The picture shows an upright Hill on his paddleboard, silhouetted against the bright sky and surrounded by a dead-calm blue ocean. The dark solitary figure looks to be walking on water. The big, arched back of the whale seems to be just yards away. It is a picture of both serenity and power, of mere man and mighty beast.
It is also the kind of picture that Facebook and other social media sites seem to be made for. Hill, who lives in Surf City, made it the wall photo on the Facebook page of Ohana Paddle Sports, the business he and his wife, Jennifer, own in that town. Hundreds of people shared it with hundreds more, who passed it on. And like that it quickly went around the globe.
“Spiritual,” commented Susan Ballenger of South Carolina.
“That’s sweet,” wrote Matthew Johnson of Holland, Mich.
“Wow. You got blessed with this one,” noted Bonnie Ann Evans of Santa Cruz, Bolivia
“Magnifique,” wrote Francoise Espina of Paris.
“It was pretty cool,” Hill agrees.
Endangered humpback whales are among the most easily recognized of the whale species. Reaching between 40 and 50 feet in length, a humpback can weigh up to 48 tons.

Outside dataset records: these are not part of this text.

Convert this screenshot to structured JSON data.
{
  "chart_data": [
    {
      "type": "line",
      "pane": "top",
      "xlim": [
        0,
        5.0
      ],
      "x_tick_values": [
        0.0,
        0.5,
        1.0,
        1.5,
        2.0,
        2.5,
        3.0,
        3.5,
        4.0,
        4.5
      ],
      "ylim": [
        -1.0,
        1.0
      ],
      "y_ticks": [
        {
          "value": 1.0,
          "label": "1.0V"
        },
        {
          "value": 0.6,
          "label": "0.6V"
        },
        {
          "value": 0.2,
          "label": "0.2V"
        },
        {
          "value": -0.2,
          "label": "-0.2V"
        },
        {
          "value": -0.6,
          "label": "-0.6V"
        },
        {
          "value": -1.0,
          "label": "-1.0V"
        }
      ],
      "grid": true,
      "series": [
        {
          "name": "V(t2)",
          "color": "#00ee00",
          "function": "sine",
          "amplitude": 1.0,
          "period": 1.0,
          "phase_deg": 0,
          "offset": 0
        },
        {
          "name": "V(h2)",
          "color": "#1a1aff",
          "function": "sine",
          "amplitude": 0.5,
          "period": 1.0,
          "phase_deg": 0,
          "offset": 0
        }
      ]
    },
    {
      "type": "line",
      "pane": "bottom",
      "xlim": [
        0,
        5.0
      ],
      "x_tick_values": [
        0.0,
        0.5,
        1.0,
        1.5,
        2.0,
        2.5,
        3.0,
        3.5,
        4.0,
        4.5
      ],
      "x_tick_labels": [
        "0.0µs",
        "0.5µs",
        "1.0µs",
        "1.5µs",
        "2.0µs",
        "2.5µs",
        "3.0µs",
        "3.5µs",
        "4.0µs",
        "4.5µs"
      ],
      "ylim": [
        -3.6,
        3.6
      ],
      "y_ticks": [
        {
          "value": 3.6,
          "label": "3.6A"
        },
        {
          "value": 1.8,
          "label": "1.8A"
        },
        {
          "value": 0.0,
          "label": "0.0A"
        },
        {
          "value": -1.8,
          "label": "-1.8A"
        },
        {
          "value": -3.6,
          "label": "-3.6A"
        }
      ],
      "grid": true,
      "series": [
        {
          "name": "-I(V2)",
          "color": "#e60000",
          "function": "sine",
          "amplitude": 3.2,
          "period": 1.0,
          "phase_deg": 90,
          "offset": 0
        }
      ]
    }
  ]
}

Their large flippers, almost one-third of their body size, and the hump on their backs distinguish them from other whales. Their color ranges anywhere from a gray to black and they have white markings on their undersides that are unique to every whale. These markings are like fingerprints, allowing researchers to identify individuals.
Humpbacks are a fairly common sight along the N.C. coast in the winter when they migrate from Arctic waters to calving grounds in the tropics.
Though the whales usually travel in groups, Hill only saw one during his encounter. And it was big, he says, about 50 feet long.
“It was the length of a bus,” Hill, 44, says. “Big enough that I didn’t want to get too close. I stayed about 12 feet away.”
Twelve feet? Maybe that’s why they call him Chill.